Fantomon

Sword x Staff Fantomon Guide

How companions help progression consistency.

Fantomon is best treated as a support layer for your build. This guide explains what it is, why it matters, and how to prioritize it without wasting early resources.

Overview

Fantomon choices matter most when they make your runs more repeatable: fewer failures, smoother clears, and better long-session stability. That is why this guide is written around “support thinking”, not around declaring one universal best pick.

As with skills, the best companion depends on your bottleneck. If you’re dying, you don’t need a more aggressive pick—you need support. If you’re stable but slow, then you can start optimizing toward speed. The same logic appears in Best Builds, and it applies here too.

Why Fantomon matters

Think of Fantomon as a second layer of buildcrafting. Your skills define the loop. Your companion helps that loop happen more often, more safely, or more efficiently. For beginners, that usually means reducing the number of “bad runs” where you lose progress.

  • Support your theme: damage, safety, uptime, or utility.
  • Make learning easier: smoother execution while you learn class timing and skill interactions.
  • Improve consistency: fewer failures often beats faster but unstable clears.

Early priorities

Early on, you’re resource-limited and information-limited. That makes “wide investment” risky. It’s usually better to pick one direction, learn it, and then branch out when you know what’s missing.

  • Prioritize consistency: picks that reduce mistakes or keep your loop stable.
  • Invest narrowly: upgrade a small set instead of spreading resources thin.
  • Pair with your overall plan: read Beginner Guide so companion choices match your early priorities.

Common roles (how to think)

Instead of ranking by name, categorize companions by what they do for your loop. This keeps your decision process stable even when new options appear.

  • Safety: helps you survive mistakes and stabilizes long runs.
  • Uptime: helps you keep your core loop running more often.
  • Utility: smooths awkward situations (control, recovery, consistency tools).
  • Speed: increases clear efficiency once you are stable.

If you want a tiered view using this logic, open Fantomon Tier List.

Team synergy

Treat Fantomon like a plug-in. Pick one that fits your class anchor and your build direction. If you need help choosing direction, start with Classes and Best Builds, then choose a companion that supports the same goal (stability, uptime, speed, or utility).
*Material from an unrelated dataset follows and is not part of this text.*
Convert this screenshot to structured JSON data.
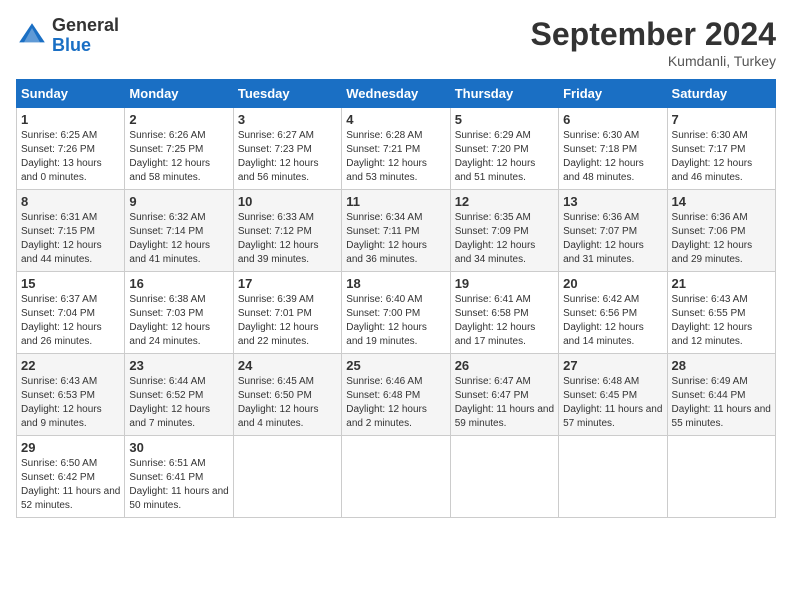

When evaluating synergy, prefer combinations that solve a specific bottleneck. A companion that adds “more damage” is not synergy unless damage is truly the bottleneck. For many beginners, it isn’t.

Mistakes to avoid

  • Over-investing early: you can’t know what you need until you’ve played more.
  • Chasing peak value: speed picks are wasted if you still fail runs.
  • Changing everything: don’t swap companion and rebuild skills at the same time.

FAQ

What is Fantomon?

Fantomon refers to a companion system that can support your build and improve progression consistency. Treat it as a way to patch weaknesses rather than a single “best pick”.

Why do “best builds” differ between players?

Progression stage, available skills, execution comfort, and mode goals all change what feels “best”. A good build is repeatable and fits your current bottleneck.

How do I plan a build as a beginner?

Start with a simple template, add stability first, then optimize. The Best Builds page explains a progression-first approach.

What class should beginners pick?

Pick the path you can execute consistently. Warrior-style play is often more forgiving, while mage-style builds can reward synergy and timing. See the Classes guide for a structured comparison.